En revanche sur le terrain, le numéro 24 – sa date de naissance – est sûr de sa force. Ses performances l’ont amené à être le premier Guyanais de l’histoire à être sélectionné en équipe de France. Une expérience de quelques jours lors d’un stage de préparation fin décembre 2020 pour les championnats du monde en Égypte. « C’était une fierté par rapport à ma famille, à la Guyane et tout le chemin parcouru pour en arriver là. Je souhaite ne pas être le dernier Guyanais appelé. » Si Luc se fait peu d’illusions de fêter un jour sa première sélection – « je ne suis pas l’avenir » -, il espère, pourquoi pas, dans quelques années aider un jeune joueur de sa région à y parvenir.

Celui qui vient d’atteindre les 600 buts marqués en première division et qui a prolongé à Nîmes jusqu’en juin 2023 (il aura 35 ans, NDLR), se voit bien se reconvertir en tant qu’éducateur sportif dans un pôle espoir. Et forcément en Guyane ! « L’idéal ce serait de déceler et former les jeunes pépites du handball et puis les aider à venir en France. »

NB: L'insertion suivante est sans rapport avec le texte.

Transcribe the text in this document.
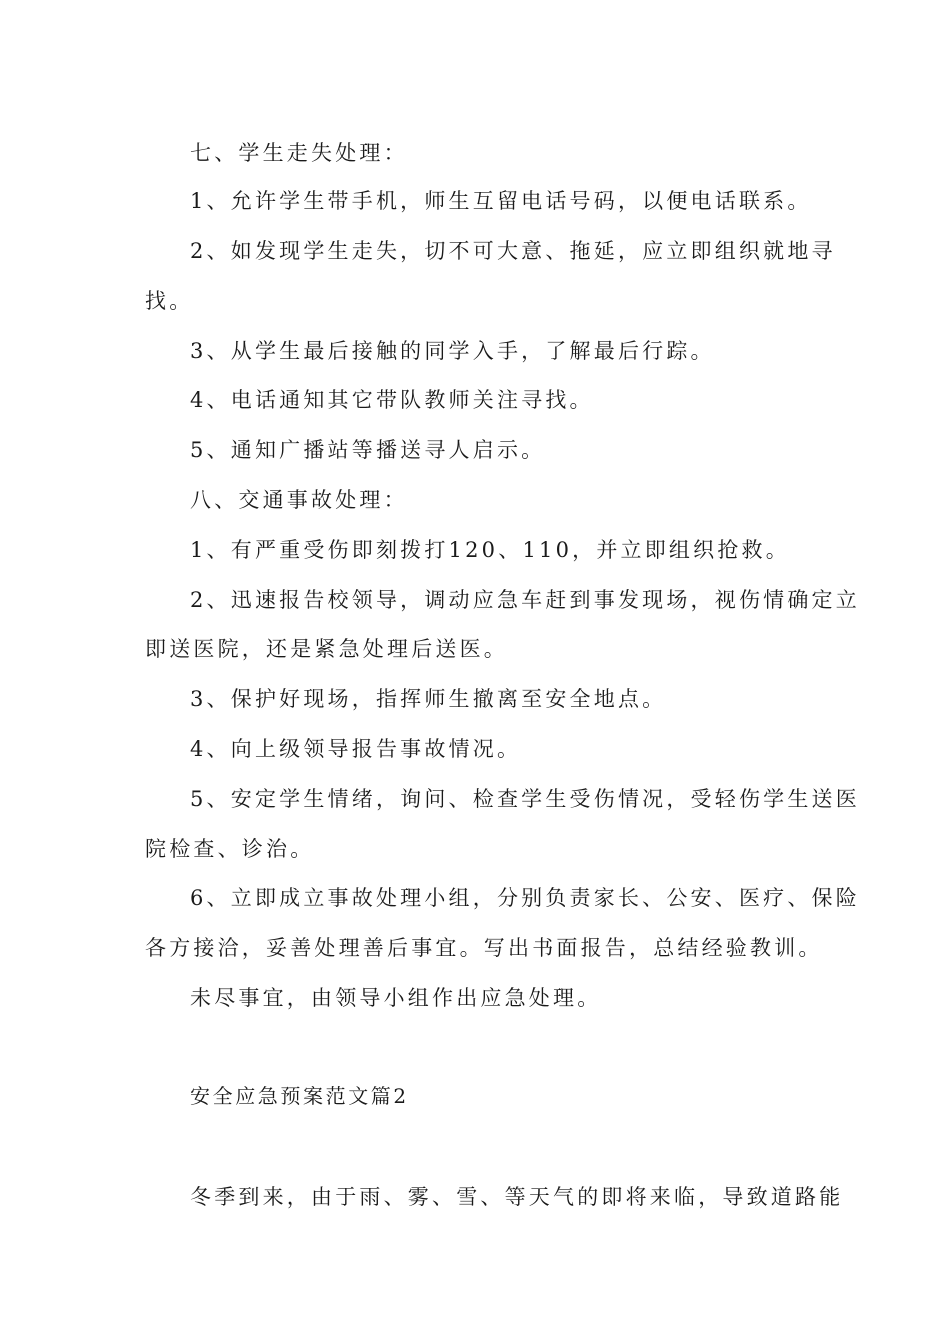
七、学生走失处理：
1、允许学生带手机，师生互留电话号码，以便电话联系。
2、如发现学生走失，切不可大意、拖延，应立即组织就地寻
找。
3、从学生最后接触的同学入手，了解最后行踪。
4、电话通知其它带队教师关注寻找。
5、通知广播站等播送寻人启示。
八、交通事故处理：
1、有严重受伤即刻拨打120、110，并立即组织抢救。
2、迅速报告校领导，调动应急车赶到事发现场，视伤情确定立
即送医院，还是紧急处理后送医。
3、保护好现场，指挥师生撤离至安全地点。
4、向上级领导报告事故情况。
5、安定学生情绪，询问、检查学生受伤情况，受轻伤学生送医
院检查、诊治。
6、立即成立事故处理小组，分别负责家长、公安、医疗、保险
各方接洽，妥善处理善后事宜。写出书面报告，总结经验教训。
未尽事宜，由领导小组作出应急处理。
安全应急预案范文篇2
冬季到来，由于雨、雾、雪、等天气的即将来临，导致道路能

Offrir une opportunité comme celle dont il a bénéficié de la part des anciens. Mais avant de se pencher sur les diplômes à acquérir, il y a une carrière à finir. Probablement à Nîmes… « Si je me sens bien physiquement et que Nîmes compte toujours sur moi, pourquoi pas ? » L’arrière droit en a encore sous la semelle et il veut surtout gagner un trophée avec la Green team,  « n’importe lequel », 27 ans après le dernier titre majeur remporté par le club nîmois. Sous sa semelle, encore des ambitions.